I’ve written about a slow-moving water crisis in Corpus Christi, Texas—rooted in the city’s failure to build a desalination plant—since 2022 when I joined Inside Climate News. This March, I traveled to Corpus Christi to again report on what the city’s own website was calling an upcoming “water emergency.”
Within days, I realized there were no preparations underway to manage the potential emergency. City leaders wouldn’t acknowledge the scale of the problem. Through a week of intensive reporting, using sources I’d built over years, I drew a dire picture at odds with the city’s own projections. It set off a firestorm.
Two days after publication, a KXAN reporter asked Gov.
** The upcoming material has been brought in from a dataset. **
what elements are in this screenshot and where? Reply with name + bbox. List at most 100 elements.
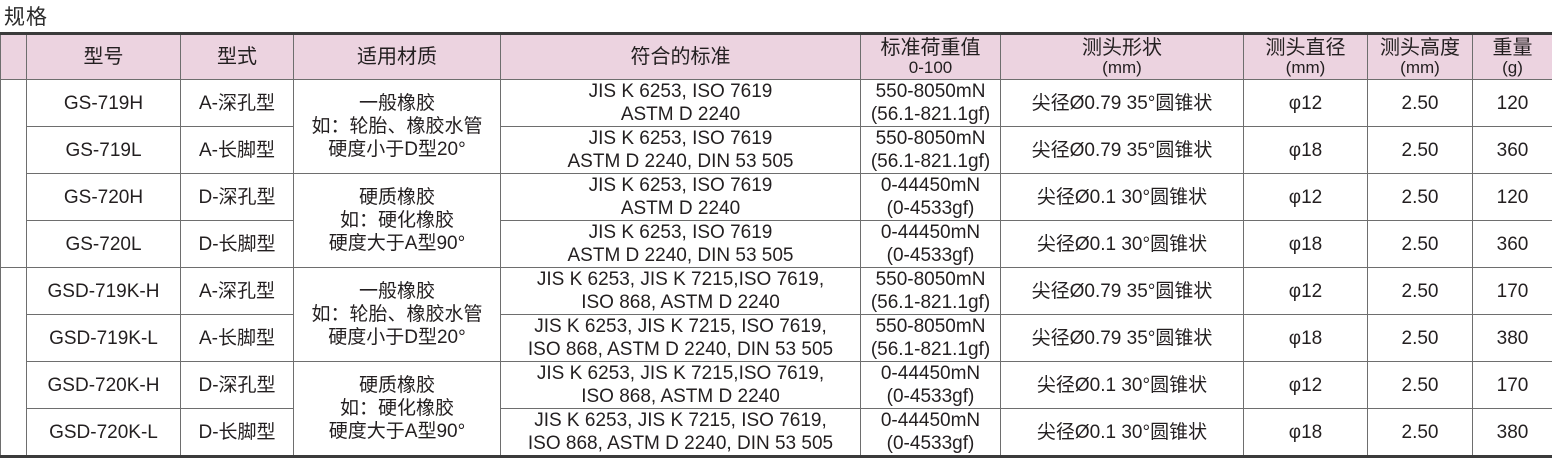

Greg Abbott about my report, and the governor appeared angry—not at me but at the city’s leaders. Corpus Christi had squandered state loans and failed to grow its water supply, he said. He threatened to take over the city if it didn’t find a way to avoid a potential catastrophe.
Over the next few days, a state senator called an emergency meeting, city council members introduced a petition to impeach the mayor, and the mayor, in a Facebook post, called all citizens to an emergency meeting to re-authorize the city’s seawater desalination project.
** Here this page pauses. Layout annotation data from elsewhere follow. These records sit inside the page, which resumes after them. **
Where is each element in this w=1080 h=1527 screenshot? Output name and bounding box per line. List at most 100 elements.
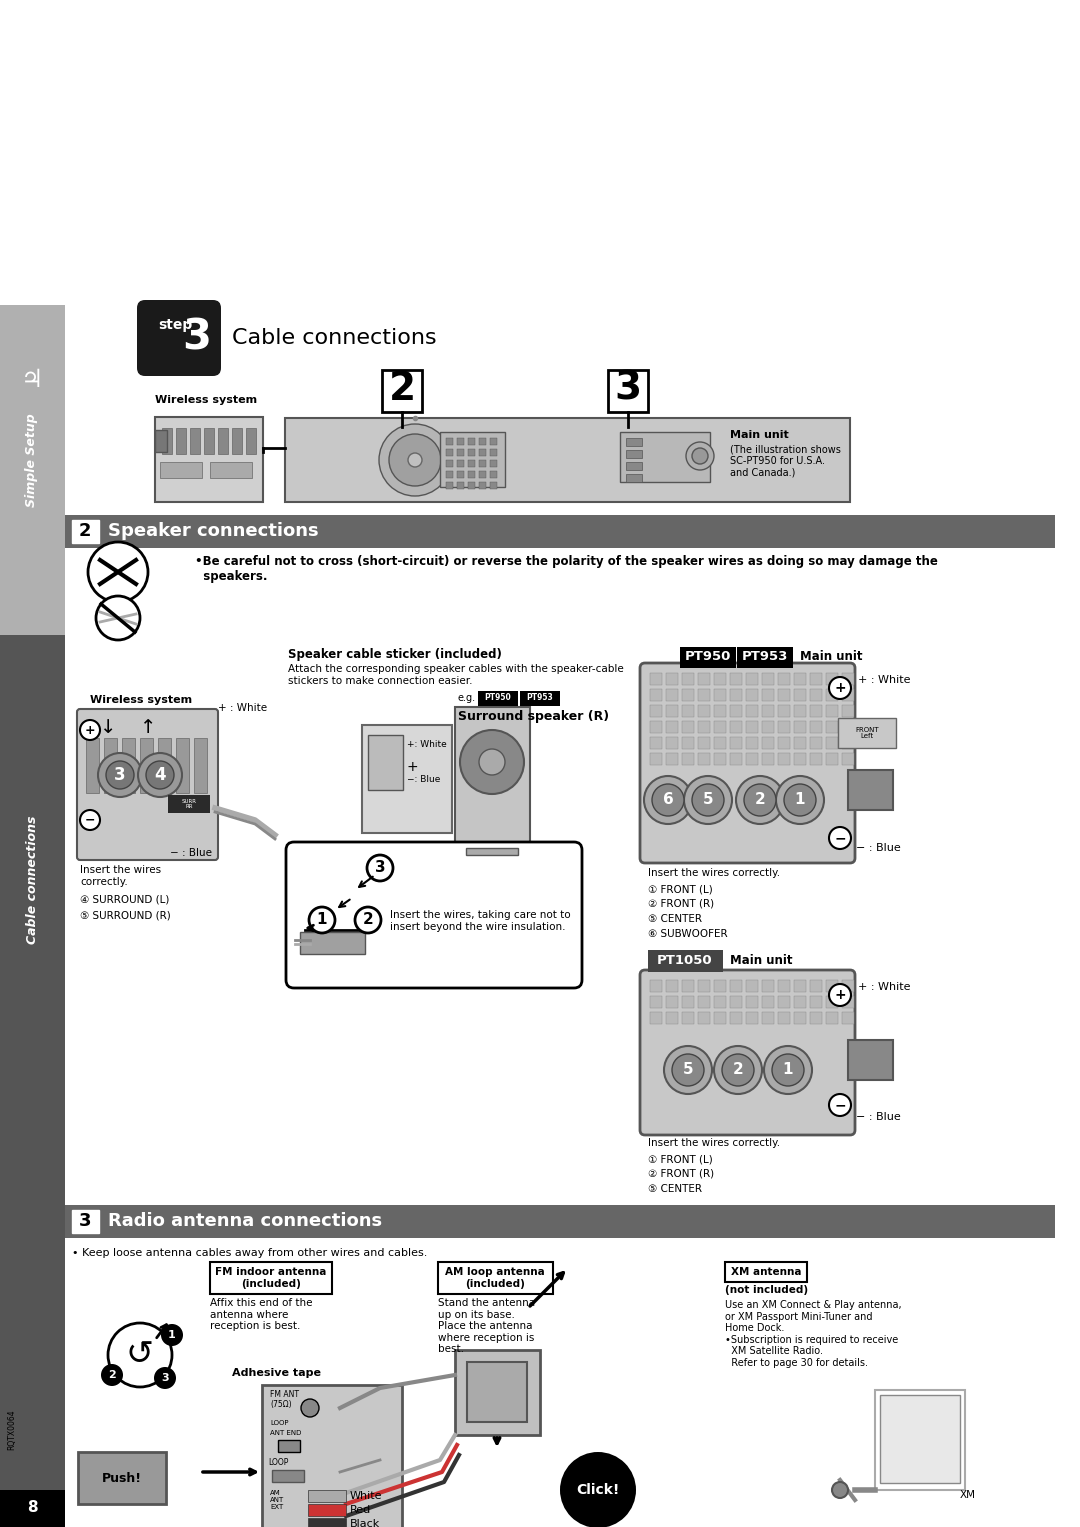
Bar xyxy=(285,418,850,502)
Text: ↺: ↺ xyxy=(126,1339,154,1371)
Text: Cable connections: Cable connections xyxy=(26,815,39,944)
Bar xyxy=(746,996,758,1008)
Bar xyxy=(714,753,726,765)
Bar xyxy=(730,705,742,718)
Bar xyxy=(608,370,648,412)
Text: 2: 2 xyxy=(755,793,766,808)
Bar xyxy=(210,1261,332,1293)
Circle shape xyxy=(154,1367,176,1390)
Text: Adhesive tape: Adhesive tape xyxy=(232,1368,321,1377)
Circle shape xyxy=(460,730,524,794)
Bar xyxy=(730,689,742,701)
Bar xyxy=(810,980,822,993)
Text: +: + xyxy=(834,988,846,1002)
Bar xyxy=(666,738,678,750)
Text: ♃: ♃ xyxy=(21,368,43,392)
Bar xyxy=(714,738,726,750)
FancyBboxPatch shape xyxy=(77,709,218,860)
Bar xyxy=(65,515,1055,548)
Text: (not included): (not included) xyxy=(725,1286,808,1295)
Bar xyxy=(681,705,694,718)
Text: Speaker connections: Speaker connections xyxy=(108,522,319,541)
Circle shape xyxy=(480,750,505,776)
Bar xyxy=(490,470,497,478)
Bar xyxy=(650,705,662,718)
Bar xyxy=(746,705,758,718)
Bar xyxy=(746,721,758,733)
Text: Wireless system: Wireless system xyxy=(90,695,192,705)
Bar xyxy=(810,1012,822,1025)
Bar xyxy=(794,738,806,750)
Bar xyxy=(762,996,774,1008)
Text: SURR
RR: SURR RR xyxy=(181,799,197,809)
Text: Main unit: Main unit xyxy=(730,954,793,968)
Bar xyxy=(650,738,662,750)
Text: 5: 5 xyxy=(683,1063,693,1078)
Bar xyxy=(714,721,726,733)
Text: 3: 3 xyxy=(183,316,211,357)
Text: −: − xyxy=(834,1098,846,1112)
Text: FM indoor antenna
(included): FM indoor antenna (included) xyxy=(215,1267,326,1289)
Bar xyxy=(810,738,822,750)
Bar xyxy=(725,1261,807,1283)
Circle shape xyxy=(96,596,140,640)
Bar xyxy=(778,689,789,701)
FancyBboxPatch shape xyxy=(286,841,582,988)
Text: step: step xyxy=(158,318,192,331)
Bar xyxy=(218,428,228,454)
Text: ② FRONT (R): ② FRONT (R) xyxy=(648,899,714,909)
Bar xyxy=(468,470,475,478)
Bar xyxy=(468,460,475,467)
Bar xyxy=(162,428,172,454)
Bar xyxy=(480,460,486,467)
Bar xyxy=(698,753,710,765)
Text: Push!: Push! xyxy=(102,1472,141,1484)
Text: −: − xyxy=(834,831,846,844)
Bar xyxy=(666,1012,678,1025)
Text: 3: 3 xyxy=(375,861,386,875)
Bar xyxy=(519,692,561,705)
Text: 1: 1 xyxy=(168,1330,176,1341)
Text: Simple Setup: Simple Setup xyxy=(26,414,39,507)
Circle shape xyxy=(684,776,732,825)
Bar xyxy=(714,689,726,701)
Text: 2: 2 xyxy=(363,913,374,927)
Bar xyxy=(810,689,822,701)
Circle shape xyxy=(652,783,684,815)
Bar xyxy=(730,721,742,733)
Bar xyxy=(468,438,475,444)
Text: Radio antenna connections: Radio antenna connections xyxy=(108,1212,382,1231)
Bar xyxy=(278,1440,300,1452)
Circle shape xyxy=(664,1046,712,1093)
Bar xyxy=(730,1012,742,1025)
Bar xyxy=(626,438,642,446)
Text: +: + xyxy=(834,681,846,695)
Text: (75Ω): (75Ω) xyxy=(270,1400,292,1409)
Bar xyxy=(746,980,758,993)
Bar xyxy=(842,673,854,686)
Bar xyxy=(794,996,806,1008)
Bar xyxy=(762,980,774,993)
Bar xyxy=(0,305,65,635)
Bar xyxy=(778,1012,789,1025)
Text: RQTX0064: RQTX0064 xyxy=(8,1409,16,1451)
Text: 2: 2 xyxy=(108,1370,116,1380)
Bar xyxy=(880,1396,960,1483)
Text: (The illustration shows
SC-PT950 for U.S.A.
and Canada.): (The illustration shows SC-PT950 for U.S… xyxy=(730,444,841,478)
Bar xyxy=(681,753,694,765)
Text: LOOP: LOOP xyxy=(270,1420,288,1426)
Bar xyxy=(455,707,530,855)
Bar xyxy=(308,1490,346,1503)
Bar xyxy=(176,428,186,454)
Bar xyxy=(778,721,789,733)
Text: + : White: + : White xyxy=(858,982,910,993)
Text: ④ SURROUND (L): ④ SURROUND (L) xyxy=(80,895,170,906)
Text: Surround speaker (R): Surround speaker (R) xyxy=(458,710,609,722)
Bar xyxy=(104,738,117,793)
Text: ↑: ↑ xyxy=(139,718,157,738)
Bar xyxy=(730,753,742,765)
Text: −: − xyxy=(84,814,95,826)
Bar xyxy=(810,721,822,733)
Circle shape xyxy=(829,1093,851,1116)
Bar xyxy=(730,673,742,686)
I drove to the tiny town of Edna the next week and reported that the water shortage could be just weeks away due to conservation protocols set by the Lavaca-Navidad River Authority, which oversees a reservoir for the region. The next day, Gov. Abbott waived those protocols with an emergency decree and ordered emergency temporary permits for Corpus Christi’s groundwater projects.
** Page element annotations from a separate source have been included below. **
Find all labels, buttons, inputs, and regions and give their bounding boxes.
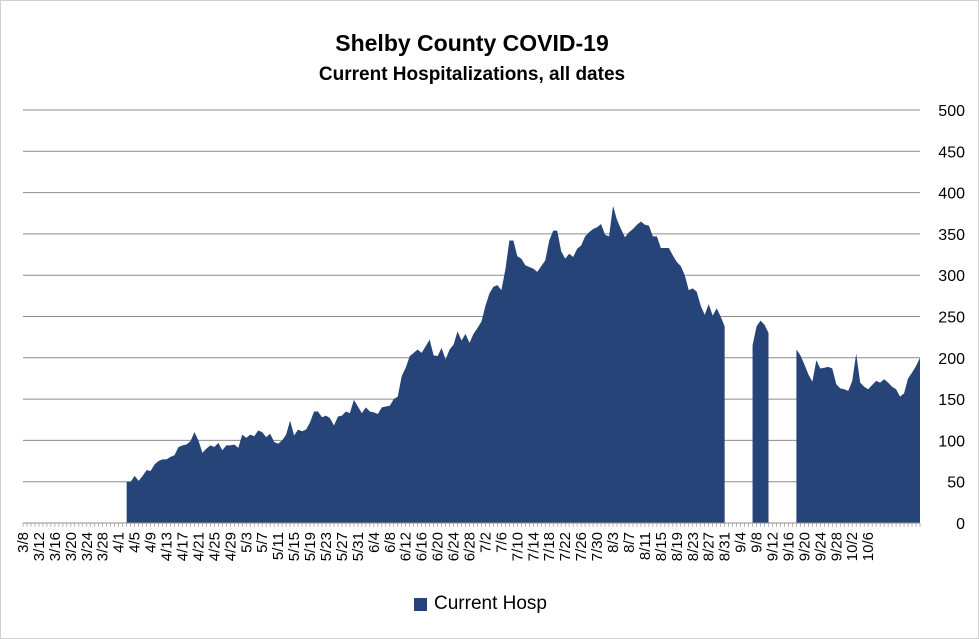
x-tick-label: 10/2 [844,532,861,561]
x-tick-label: 6/16 [414,532,431,561]
x-tick-label: 5/23 [318,532,335,561]
y-tick-label: 200 [938,351,965,368]
y-tick-label: 0 [956,516,965,533]
x-tick-label: 8/7 [621,532,638,553]
x-tick-label: 5/3 [238,532,255,553]
y-tick-label: 400 [938,186,965,203]
y-tick-label: 100 [938,433,965,450]
axes: 0 50 100 150 200 250 300 350 400 450 500 3/83/12 3/1… [15,103,965,561]
x-tick-label: 4/5 [127,532,144,553]
x-tick-label: 4/17 [175,532,192,561]
area-segment [126,205,725,523]
x-tick-label: 5/11 [270,532,287,560]
x-tick-label: 9/28 [828,532,845,561]
x-tick-label: 7/10 [509,532,526,561]
x-tick-label: 7/2 [478,532,495,553]
x-tick-label: 8/19 [669,532,686,561]
x-tick-label: 4/1 [111,532,128,553]
x-tick-label: 8/15 [653,532,670,561]
x-tick-label: 9/24 [812,532,829,561]
y-tick-label: 150 [938,392,965,409]
legend: Current Hosp [414,592,547,616]
x-tick-label: 8/23 [685,532,702,561]
x-tick-label: 3/20 [63,532,80,561]
series-current-hosp [126,205,920,523]
y-tick-label: 350 [938,227,965,244]
y-tick-label: 250 [938,310,965,327]
x-tick-label: 6/4 [366,532,383,553]
x-tick-label: 4/9 [143,532,160,553]
x-tick-label: 7/6 [493,532,510,553]
x-tick-label: 4/29 [222,532,239,561]
x-tick-label: 5/7 [254,532,271,553]
chart-title: Shelby County COVID-19 [335,30,609,56]
x-tick-label: 4/13 [159,532,176,561]
x-tick-label: 9/20 [796,532,813,561]
x-tick-label: 4/25 [206,532,223,561]
x-tick-label: 3/16 [47,532,64,561]
x-tick-label: 7/30 [589,532,606,561]
x-tick-label: 7/18 [541,532,558,561]
x-tick-label: 8/11 [637,532,654,560]
y-tick-label: 300 [938,268,965,285]
x-tick-label: 6/12 [398,532,415,561]
area-segment [796,349,920,523]
y-tick-label: 450 [938,144,965,161]
x-tick-label: 5/31 [350,532,367,561]
x-tick-label: 6/8 [382,532,399,553]
legend-swatch [414,597,427,611]
x-tick-label: 3/12 [31,532,48,561]
x-tick-label: 7/26 [573,532,590,561]
x-tick-label: 6/20 [430,532,447,561]
x-tick-label: 8/3 [605,532,622,553]
x-tick-label: 9/4 [733,532,750,553]
x-tick-label: 5/27 [334,532,351,561]
x-tick-label: 9/16 [780,532,797,561]
y-tick-label: 500 [938,103,965,120]
x-tick-label: 5/19 [302,532,319,561]
x-tick-label: 8/27 [701,532,718,561]
area-segment [752,320,769,523]
x-tick-label: 9/8 [749,532,766,553]
x-tick-label: 3/28 [95,532,112,561]
chart-subtitle: Current Hospitalizations, all dates [318,64,626,85]
x-tick-label: 6/28 [462,532,479,561]
x-tick-label: 8/31 [717,532,734,561]
legend-label: Current Hosp [434,593,547,614]
x-tick-label: 10/6 [860,532,877,561]
x-tick-label: 9/12 [765,532,782,561]
x-tick-label: 7/14 [525,532,542,561]
x-tick-label: 4/21 [190,532,207,561]
x-tick-label: 3/24 [79,532,96,561]
y-tick-label: 50 [947,475,965,492]
x-tick-label: 6/24 [446,532,463,561]
x-tick-label: 5/15 [286,532,303,561]
x-tick-label: 7/22 [557,532,574,561]
x-tick-label: 3/8 [15,532,32,553]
That evening, at a Corpus Christi City Council meeting, the city’s water department released new modeling that revealed a timeline for possible reservoir depletion—and it was even more dire than what I’d reported. All of Texas was now talking about Corpus Christi.
On March 20, I joined the Texas Standard, a statewide public radio news show, for a special live broadcast about Corpus Christi’s “water crisis that…could be a historic emergency.”
Host David Brown put it this way:
“Unless you lived here or had connections here, you, like many other Texans, had only a vague idea about the pressures facing this city when it comes to water… But about two weeks ago, a story reported by Dylan Baddour of Inside Climate News sounded a loud alarm bell heard state wide.”
Several days later, the story was on CNN.
The stakes couldn’t be higher for people who live in Corpus Christi and ICN’s local reporting made a difference—to the quick-acting governor, to the Texas media that spread the word, to the public that demanded the local authorities ensure their vital water supply. We will continue to follow the story.